One of the joys of our tradition is that the prayers, Creed, and Scripture readings (ie. our liturgy) flows from a rich history spanning back to the very early church and across the globe. Every so often, church leaders revise this liturgy in order to modernize language and clarify doctrine.
Anglican bishops allow their churches to choose among approved liturgies. Presently, many Anglican churches, including Restoration, have been using the 1979 Book of Common Prayer (Rite II). In 2009, the College of Bishops commissioned a Liturgy Task Force (LTF) to develop a renewed Prayer Book. The hope is that as our denomination grows, we can become more unified in our form of worship while contextualizing local services under the discernment of the Rector (lead pastor) and Bishop. The LTF is nearing the completion of this impressive work.

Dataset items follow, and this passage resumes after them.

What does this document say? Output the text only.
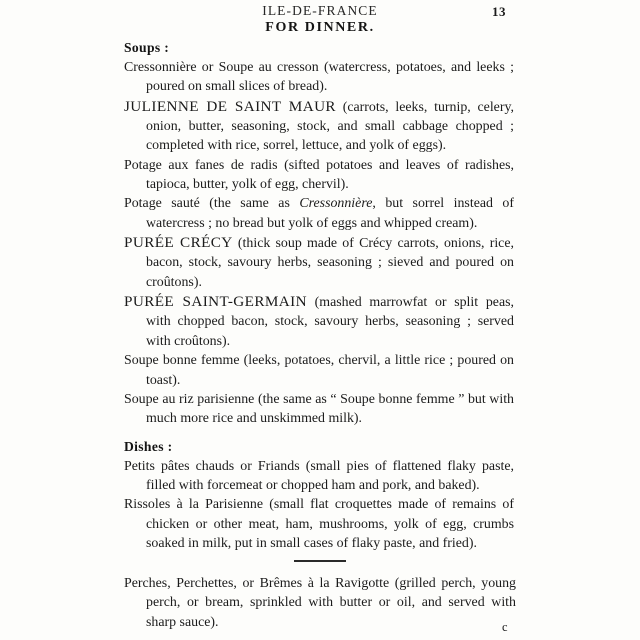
ILE-DE-FRANCE	13
FOR DINNER.
Soups :
Cressonnière or Soupe au cresson (watercress, potatoes, and leeks ; poured on small slices of bread).
JULIENNE DE SAINT MAUR (carrots, leeks, turnip, celery, onion, butter, seasoning, stock, and small cabbage chopped ; completed with rice, sorrel, lettuce, and yolk of eggs).
Potage aux fanes de radis (sifted potatoes and leaves of radishes, tapioca, butter, yolk of egg, chervil).
Potage sauté (the same as Cressonnière, but sorrel instead of watercress ; no bread but yolk of eggs and whipped cream).
PURÉE CRÉCY (thick soup made of Crécy carrots, onions, rice, bacon, stock, savoury herbs, seasoning ; sieved and poured on croûtons).
PURÉE SAINT-GERMAIN (mashed marrowfat or split peas, with chopped bacon, stock, savoury herbs, seasoning ; served with croûtons).
Soupe bonne femme (leeks, potatoes, chervil, a little rice ; poured on toast).
Soupe au riz parisienne (the same as “ Soupe bonne femme ” but with much more rice and unskimmed milk).
Dishes :
Petits pâtes chauds or Friands (small pies of flattened flaky paste, filled with forcemeat or chopped ham and pork, and baked).
Rissoles à la Parisienne (small flat croquettes made of remains of chicken or other meat, ham, mushrooms, yolk of egg, crumbs soaked in milk, put in small cases of flaky paste, and fried).

Perches, Perchettes, or Brêmes à la Ravigotte (grilled perch, young perch, or bream, sprinkled with butter or oil, and served with sharp sauce).	c
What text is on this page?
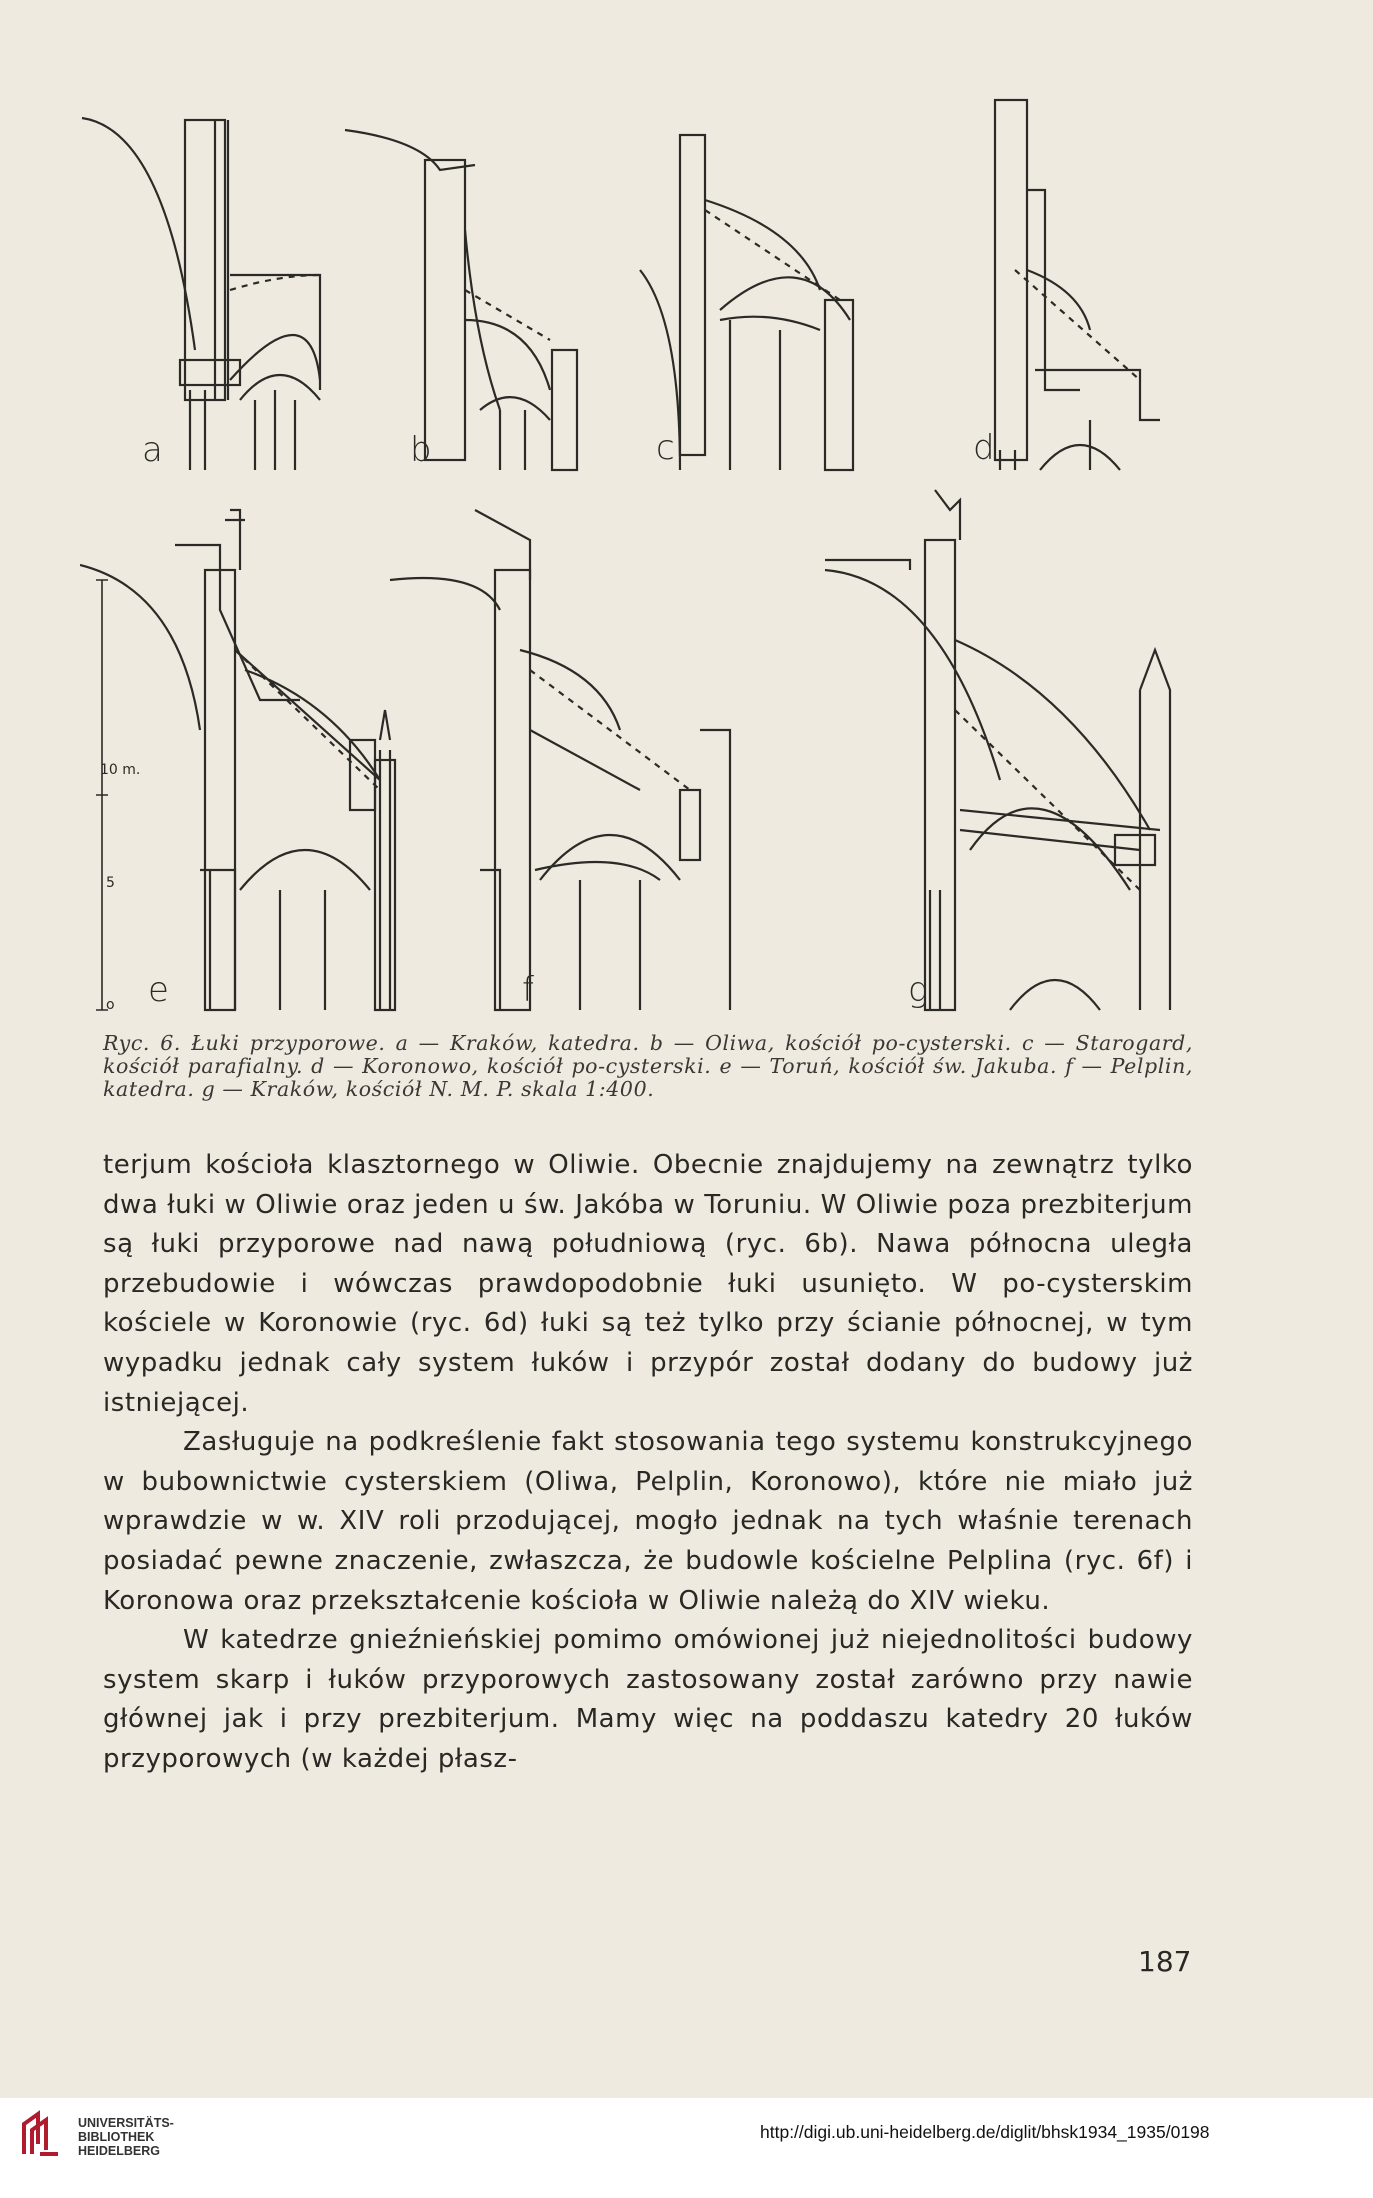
a	b	c	d
e	f	g
10 m.
5
o
Ryc. 6. Łuki przyporowe. a — Kraków, katedra. b — Oliwa, kościół po-cysterski. c — Starogard, kościół parafialny. d — Koronowo, kościół po-cysterski. e — Toruń, kościół św. Jakuba. f — Pelplin, katedra. g — Kraków, kościół N. M. P. skala 1:400.

terjum kościoła klasztornego w Oliwie. Obecnie znajdujemy na zewnątrz tylko dwa łuki w Oliwie oraz jeden u św. Jakóba w Toruniu. W Oliwie poza prezbiterjum są łuki przyporowe nad nawą południową (ryc. 6b). Nawa północna uległa przebudowie i wówczas prawdopodobnie łuki usunięto. W po-cysterskim kościele w Koronowie (ryc. 6d) łuki są też tylko przy ścianie północnej, w tym wypadku jednak cały system łuków i przypór został dodany do budowy już istniejącej.

Zasługuje na podkreślenie fakt stosowania tego systemu konstrukcyjnego w bubownictwie cysterskiem (Oliwa, Pelplin, Koronowo), które nie miało już wprawdzie w w. XIV roli przodującej, mogło jednak na tych właśnie terenach posiadać pewne znaczenie, zwłaszcza, że budowle kościelne Pelplina (ryc. 6f) i Koronowa oraz przekształcenie kościoła w Oliwie należą do XIV wieku.

W katedrze gnieźnieńskiej pomimo omówionej już niejednolitości budowy system skarp i łuków przyporowych zastosowany został zarówno przy nawie głównej jak i przy prezbiterjum. Mamy więc na poddaszu katedry 20 łuków przyporowych (w każdej płasz-

187
UNIVERSITÄTS-
BIBLIOTHEK
HEIDELBERG
http://digi.ub.uni-heidelberg.de/diglit/bhsk1934_1935/0198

Our bishop, Bishop Stewart, has recently asked all of the churches in the Upper Midwest to use the ACNA’s “Renewed Ancient” liturgy throughout Easter Season. This liturgy is what will appear in the ACNA’s published Prayer Book in 2019. I’m very excited about this. And actually, if you were at our Easter service, you’ve already heard it! Much of the language is similar to what we’ve known. (If you would like to see a detailed comparison of the BCP ’79 and ACNA Renewed Ancient liturgy, check out this chart.) Among other things, using this liturgy will be a beautiful sign of unity among our regional churches.
As you hear these prayers each week, especially the communion prayers, I invite you to listen carefully for the story of salvation and hope of glory; stand firm in your faith knowing that Christians are joining in our prayers from across time and throughout the world; and be strengthened by Christ himself as he mysteriously nourishes you through his Word and at his Table.